Personal information
- Born: 2 July 1989 (age 36) Leningrad, Soviet Union
- Nationality: Russian
- Listed height: 1.95 m (6 ft 5 in)
- Listed weight: 82 kg (181 lb)

Career information
- College: Faculty of Economics at Lomonosov Moscow State University (MSU)

= Nadezhda Grishaeva =

Russian basketball player (born 1989)

Nadezhda Sergeyevna Grishayeva (Надежда Сергеевна Гришаева; born 2 July 1989 in Leningrad) is a Russian professional basketball player. She plays for Russia women's national basketball team. She competed in the 2012 Summer Olympics. She is 1.95 m tall.

==Career==
Grishaeva began her professional basketball career in Russia where she played for various domestic teams between 2006 and 2011. In the 2011–12 season, she played for the French club Arras before returning to join Dynamo Moscow from 2012 to 2014, primarily as a power forward and center. In 2014, she sustained an injury that temporarily affected her playing career.
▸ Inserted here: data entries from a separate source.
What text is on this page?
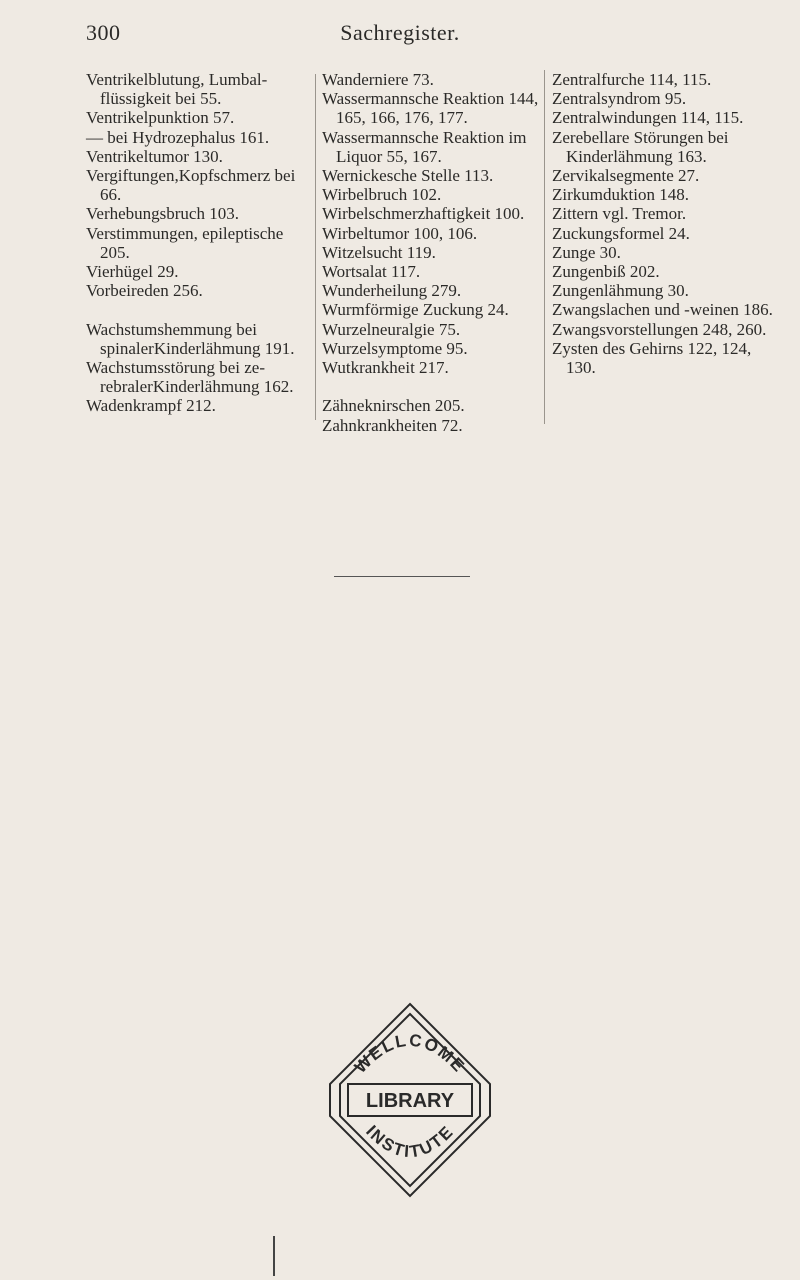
300	Sachregister.

Ventrikelblutung, Lumbalflüssigkeit bei 55.

Ventrikelpunktion 57.

— bei Hydrozephalus 161.

Ventrikeltumor 130.

Vergiftungen,Kopfschmerz bei 66.

Verhebungsbruch 103.

Verstimmungen, epileptische 205.

Vierhügel 29.

Vorbeireden 256.

Wachstumshemmung bei spinalerKinderlähmung 191.

Wachstumsstörung bei zerebralerKinderlähmung 162.

Wadenkrampf 212.

Wanderniere 73.

Wassermannsche Reaktion 144, 165, 166, 176, 177.

Wassermannsche Reaktion im Liquor 55, 167.

Wernickesche Stelle 113.

Wirbelbruch 102.

Wirbelschmerzhaftigkeit 100.

Wirbeltumor 100, 106.

Witzelsucht 119.

Wortsalat 117.

Wunderheilung 279.

Wurmförmige Zuckung 24.

Wurzelneuralgie 75.

Wurzelsymptome 95.

Wutkrankheit 217.

Zähneknirschen 205.

Zahnkrankheiten 72.

Zentralfurche 114, 115.

Zentralsyndrom 95.

Zentralwindungen 114, 115.

Zerebellare Störungen bei Kinderlähmung 163.

Zervikalsegmente 27.

Zirkumduktion 148.

Zittern vgl. Tremor.

Zuckungsformel 24.

Zunge 30.

Zungenbiß 202.

Zungenlähmung 30.

Zwangslachen und -weinen 186.

Zwangsvorstellungen 248, 260.

Zysten des Gehirns 122, 124, 130.

WELLCOME
LIBRARY
INSTITUTE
She later joined the Turkish club Beşiktaş for the 2015–16 season before returning again to Dynamo Moscow in 2016. Internationally, she was a member of the Russian national team and competed in the 2012 Summer Olympics held in London.

After retiring from professional basketball, In 2016, Grishaeva reportedly pursued an economics degree in sports management. In May 2021, she established Anvil Fitness Club, a fitness center in Moscow.